One common approach is to look at the competitive landscape. Do some research on what people are getting paid in your industry, either to run companies or to do the kind of work that you do.
In the U.S., you can find some useful salary benchmarks on the Small Business Administration’s Income Statistics page. You can also search on a website like Payscale.com. Don’t forget to take regional differences into account—in most countries, there’s a big difference between salaries in the capital city and a small town.
Another option is to pay yourself a percentage of profits. Doing so doesn’t mean that your income has to fluctuate with your profits month by month. It could still be a fixed amount, but based on what you expect your profit to be for the whole year.
If you expect your business to make $100,000 profit this year, for example, you could decide to take half of it as a salary, so that’s $50,000. Your salary each month would be $50,000 / 12, or $4,167.
When setting the amount, it’s important to get the right balance between meeting your own immediate needs and investing for growth. You don’t want to put financial stress on yourself, but you also want to leave enough money in the business to fund its growth (as well as covering expenses, as mentioned earlier).
If you’re in the early stages and profits are still weak or non-existent, try to minimize the amount you take out. Hopefully you created a break-even plan for your business and set aside savings or created alternative sources of personal income to cover the expected period before the company begins to generate sufficient profits.
7. Make Sure It’s “Reasonable”
As I mentioned earlier, certain legal structures can have their own tax implications, and of course you want to pay yourself in the most tax-efficient way.
But in the U.S. and other countries, the tax authorities will also look at what you’re paying yourself to make sure you’re not gaming the system. If your pay seems way out of line with what other people in your industry are getting paid for similar work, then you may find an investigation or penalty coming your way.
“Reasonable” is, of course, quite a difficult term to pin down, but it means that you need to do at least some research into what other companies are paying (see the previous section) and to have some justification for your salary and how it relates to the actual work you do.

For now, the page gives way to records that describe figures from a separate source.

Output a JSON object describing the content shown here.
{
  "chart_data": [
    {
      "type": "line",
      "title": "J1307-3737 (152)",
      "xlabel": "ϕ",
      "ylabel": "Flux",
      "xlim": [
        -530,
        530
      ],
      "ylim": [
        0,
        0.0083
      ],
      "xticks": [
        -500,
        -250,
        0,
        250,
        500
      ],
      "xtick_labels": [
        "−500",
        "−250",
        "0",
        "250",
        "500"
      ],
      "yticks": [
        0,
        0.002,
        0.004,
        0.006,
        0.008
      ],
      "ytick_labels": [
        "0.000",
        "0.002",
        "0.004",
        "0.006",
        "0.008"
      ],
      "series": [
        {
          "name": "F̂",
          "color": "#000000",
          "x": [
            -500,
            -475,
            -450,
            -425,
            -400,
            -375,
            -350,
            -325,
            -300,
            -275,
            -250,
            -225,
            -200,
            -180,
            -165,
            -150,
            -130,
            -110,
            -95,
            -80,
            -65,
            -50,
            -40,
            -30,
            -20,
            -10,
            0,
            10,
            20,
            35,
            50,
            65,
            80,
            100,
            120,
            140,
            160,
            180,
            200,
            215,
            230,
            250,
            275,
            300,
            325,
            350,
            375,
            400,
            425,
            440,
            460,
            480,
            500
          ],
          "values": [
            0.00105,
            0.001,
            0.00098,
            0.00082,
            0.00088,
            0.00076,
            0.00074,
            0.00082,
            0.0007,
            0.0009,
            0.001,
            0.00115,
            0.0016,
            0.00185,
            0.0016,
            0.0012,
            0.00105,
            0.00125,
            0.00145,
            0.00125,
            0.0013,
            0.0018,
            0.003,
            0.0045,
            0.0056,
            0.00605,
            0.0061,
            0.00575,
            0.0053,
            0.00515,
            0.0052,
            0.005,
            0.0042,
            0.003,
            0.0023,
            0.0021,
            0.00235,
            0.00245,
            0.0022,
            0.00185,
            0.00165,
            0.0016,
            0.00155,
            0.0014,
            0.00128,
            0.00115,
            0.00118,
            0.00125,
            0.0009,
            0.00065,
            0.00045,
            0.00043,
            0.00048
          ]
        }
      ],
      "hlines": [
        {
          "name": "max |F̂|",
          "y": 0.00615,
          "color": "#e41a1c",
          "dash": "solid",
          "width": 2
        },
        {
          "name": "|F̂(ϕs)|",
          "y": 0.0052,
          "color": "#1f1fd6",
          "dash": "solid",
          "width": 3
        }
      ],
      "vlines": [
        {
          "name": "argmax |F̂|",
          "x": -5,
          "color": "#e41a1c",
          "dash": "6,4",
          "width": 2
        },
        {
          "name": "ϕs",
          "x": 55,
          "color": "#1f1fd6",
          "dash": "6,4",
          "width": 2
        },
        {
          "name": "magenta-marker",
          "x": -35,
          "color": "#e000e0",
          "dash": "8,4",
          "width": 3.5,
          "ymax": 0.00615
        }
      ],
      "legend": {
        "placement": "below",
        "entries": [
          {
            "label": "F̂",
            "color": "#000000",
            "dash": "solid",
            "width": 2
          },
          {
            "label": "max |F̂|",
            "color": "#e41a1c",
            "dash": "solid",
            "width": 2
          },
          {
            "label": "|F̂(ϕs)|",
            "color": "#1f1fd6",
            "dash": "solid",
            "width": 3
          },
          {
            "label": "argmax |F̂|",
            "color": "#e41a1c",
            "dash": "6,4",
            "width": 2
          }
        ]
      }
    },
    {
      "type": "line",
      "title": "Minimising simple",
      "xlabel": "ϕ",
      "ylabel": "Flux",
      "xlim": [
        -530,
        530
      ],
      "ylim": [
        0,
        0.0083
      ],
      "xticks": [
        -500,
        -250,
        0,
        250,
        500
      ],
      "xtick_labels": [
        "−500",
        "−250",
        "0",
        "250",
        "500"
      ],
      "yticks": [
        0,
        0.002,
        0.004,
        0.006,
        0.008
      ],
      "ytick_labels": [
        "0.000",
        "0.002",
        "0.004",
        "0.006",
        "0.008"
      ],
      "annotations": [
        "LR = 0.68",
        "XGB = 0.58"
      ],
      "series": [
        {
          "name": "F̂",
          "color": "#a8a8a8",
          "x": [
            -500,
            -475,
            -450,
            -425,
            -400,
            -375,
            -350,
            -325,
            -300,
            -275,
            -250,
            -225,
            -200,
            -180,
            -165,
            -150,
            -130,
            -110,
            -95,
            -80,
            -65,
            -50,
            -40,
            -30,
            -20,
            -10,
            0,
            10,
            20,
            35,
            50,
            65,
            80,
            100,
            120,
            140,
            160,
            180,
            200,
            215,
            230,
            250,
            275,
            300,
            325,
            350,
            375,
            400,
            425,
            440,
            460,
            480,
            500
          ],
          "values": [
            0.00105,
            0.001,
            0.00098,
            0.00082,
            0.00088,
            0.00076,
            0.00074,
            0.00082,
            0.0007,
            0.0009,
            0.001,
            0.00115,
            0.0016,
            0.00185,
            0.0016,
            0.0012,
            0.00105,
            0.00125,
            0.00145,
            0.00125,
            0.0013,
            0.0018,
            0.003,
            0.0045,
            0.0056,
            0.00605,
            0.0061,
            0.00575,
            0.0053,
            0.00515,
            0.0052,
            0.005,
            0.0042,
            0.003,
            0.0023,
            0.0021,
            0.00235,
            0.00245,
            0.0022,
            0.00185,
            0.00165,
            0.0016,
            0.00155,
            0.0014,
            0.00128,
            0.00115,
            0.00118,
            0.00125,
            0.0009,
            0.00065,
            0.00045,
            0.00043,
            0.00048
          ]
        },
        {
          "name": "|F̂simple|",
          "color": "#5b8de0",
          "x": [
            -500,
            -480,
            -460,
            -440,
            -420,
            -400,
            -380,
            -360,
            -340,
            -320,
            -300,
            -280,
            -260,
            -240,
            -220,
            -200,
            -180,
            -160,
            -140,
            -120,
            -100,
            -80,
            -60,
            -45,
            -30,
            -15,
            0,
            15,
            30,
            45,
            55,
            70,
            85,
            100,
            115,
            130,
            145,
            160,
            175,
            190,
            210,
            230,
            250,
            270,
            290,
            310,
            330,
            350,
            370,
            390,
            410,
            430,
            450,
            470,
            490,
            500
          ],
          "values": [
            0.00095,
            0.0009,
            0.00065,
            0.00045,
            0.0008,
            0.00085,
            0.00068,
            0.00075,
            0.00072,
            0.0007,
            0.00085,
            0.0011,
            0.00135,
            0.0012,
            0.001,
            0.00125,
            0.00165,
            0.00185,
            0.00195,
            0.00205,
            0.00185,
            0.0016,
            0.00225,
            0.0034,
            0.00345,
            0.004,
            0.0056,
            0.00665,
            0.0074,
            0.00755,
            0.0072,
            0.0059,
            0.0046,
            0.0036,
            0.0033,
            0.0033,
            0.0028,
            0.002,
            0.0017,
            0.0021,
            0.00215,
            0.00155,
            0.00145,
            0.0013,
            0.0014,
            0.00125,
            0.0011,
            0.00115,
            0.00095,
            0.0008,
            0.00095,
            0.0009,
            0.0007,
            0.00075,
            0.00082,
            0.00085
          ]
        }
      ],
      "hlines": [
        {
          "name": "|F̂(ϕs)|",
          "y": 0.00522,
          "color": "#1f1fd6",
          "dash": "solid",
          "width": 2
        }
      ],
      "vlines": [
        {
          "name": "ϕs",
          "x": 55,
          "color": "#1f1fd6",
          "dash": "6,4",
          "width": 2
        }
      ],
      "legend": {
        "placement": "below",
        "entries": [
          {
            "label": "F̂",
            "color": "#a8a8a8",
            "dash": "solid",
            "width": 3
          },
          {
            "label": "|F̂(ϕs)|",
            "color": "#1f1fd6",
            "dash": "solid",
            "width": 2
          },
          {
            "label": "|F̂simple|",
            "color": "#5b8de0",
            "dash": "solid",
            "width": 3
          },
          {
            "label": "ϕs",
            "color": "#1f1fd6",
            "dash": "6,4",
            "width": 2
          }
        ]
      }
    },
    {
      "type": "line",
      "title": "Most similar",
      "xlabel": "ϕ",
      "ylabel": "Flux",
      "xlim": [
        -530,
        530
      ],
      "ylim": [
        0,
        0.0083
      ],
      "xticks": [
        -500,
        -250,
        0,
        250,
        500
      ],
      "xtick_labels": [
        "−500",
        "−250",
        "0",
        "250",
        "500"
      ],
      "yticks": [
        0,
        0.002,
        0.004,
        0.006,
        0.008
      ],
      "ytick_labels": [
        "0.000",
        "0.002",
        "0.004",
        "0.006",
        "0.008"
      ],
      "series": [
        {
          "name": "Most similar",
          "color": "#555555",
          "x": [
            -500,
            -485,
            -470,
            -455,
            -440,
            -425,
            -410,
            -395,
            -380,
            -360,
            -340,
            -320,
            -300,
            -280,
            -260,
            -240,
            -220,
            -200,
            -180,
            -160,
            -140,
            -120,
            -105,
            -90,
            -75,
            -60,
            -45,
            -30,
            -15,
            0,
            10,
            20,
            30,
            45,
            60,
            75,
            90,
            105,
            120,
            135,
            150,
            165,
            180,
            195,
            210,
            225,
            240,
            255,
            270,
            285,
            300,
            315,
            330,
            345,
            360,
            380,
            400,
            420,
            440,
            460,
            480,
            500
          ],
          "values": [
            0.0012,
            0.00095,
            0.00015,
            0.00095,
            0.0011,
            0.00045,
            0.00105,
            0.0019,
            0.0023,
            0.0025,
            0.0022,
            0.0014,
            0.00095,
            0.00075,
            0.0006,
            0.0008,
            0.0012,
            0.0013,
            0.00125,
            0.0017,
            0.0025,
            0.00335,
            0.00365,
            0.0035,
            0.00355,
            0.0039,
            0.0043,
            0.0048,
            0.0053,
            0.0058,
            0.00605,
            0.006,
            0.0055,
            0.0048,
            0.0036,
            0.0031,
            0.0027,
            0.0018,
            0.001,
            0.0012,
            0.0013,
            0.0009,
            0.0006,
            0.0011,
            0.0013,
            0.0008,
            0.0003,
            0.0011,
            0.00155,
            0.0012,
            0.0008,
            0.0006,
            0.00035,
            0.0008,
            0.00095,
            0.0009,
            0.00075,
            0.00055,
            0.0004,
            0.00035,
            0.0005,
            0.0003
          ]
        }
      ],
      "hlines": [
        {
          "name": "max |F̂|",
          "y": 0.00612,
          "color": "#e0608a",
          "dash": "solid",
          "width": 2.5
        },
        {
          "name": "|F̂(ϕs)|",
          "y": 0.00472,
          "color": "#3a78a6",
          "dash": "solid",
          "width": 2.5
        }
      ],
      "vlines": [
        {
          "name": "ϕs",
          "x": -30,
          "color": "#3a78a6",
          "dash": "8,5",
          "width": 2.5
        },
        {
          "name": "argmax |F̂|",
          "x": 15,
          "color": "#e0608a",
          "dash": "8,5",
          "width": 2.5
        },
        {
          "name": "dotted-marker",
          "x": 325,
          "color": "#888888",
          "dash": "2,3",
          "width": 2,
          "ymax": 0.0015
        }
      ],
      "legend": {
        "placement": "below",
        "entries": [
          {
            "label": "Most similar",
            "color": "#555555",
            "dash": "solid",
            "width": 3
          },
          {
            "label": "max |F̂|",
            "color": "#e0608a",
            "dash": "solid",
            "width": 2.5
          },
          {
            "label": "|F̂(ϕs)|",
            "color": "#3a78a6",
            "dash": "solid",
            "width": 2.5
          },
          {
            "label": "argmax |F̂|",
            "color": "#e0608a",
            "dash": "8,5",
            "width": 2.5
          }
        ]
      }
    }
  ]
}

8. Always Pay Your Employees First
In this tutorial, we’ve talked a lot about paying yourself, but what about some of the situations in which you shouldn’t pay yourself?
If your company is in financial difficulty and you’re struggling to pay the bills, then you may want to put your own pay on hold for a while. Certainly your employees need to be paid before you. If their paychecks have been delayed and they see you happily collecting yours, you can expect to see them sending their resumes out to other firms before the day is out.
Similarly, if you’re falling behind with loan repayments or unable to pay supplier invoices, it’s probably a bad time to be taking out money for your personal use.
Hopefully these are just temporary shortfalls, so you’ll be able to get your paychecks back on track when the crisis has passed. If you’re struggling more seriously with debt, see my recent tutorial for tips on digging yourself out of it:
These are a few of the situations in which you shouldn’t pay yourself. In general, we’re talking about quite serious financial crises. In the day-to-day ups and downs of business, however, don’t worry about making your own pay seesaw too. As long as the situation is not too bad, try to keep it level in good times and bad.
In this tutorial, you’ve seen a range of different approaches for paying yourself. You know the difference between a draw and a dividend, between paying yourself from revenue and profit, the different methods you can use to set your pay, and much more.
You’re now in a position to be more methodical and consistent in how you pay yourself. Whichever approach you choose and whichever amount you decide on, you can be assured that you have made the right decision both for yourself and for the health of your business.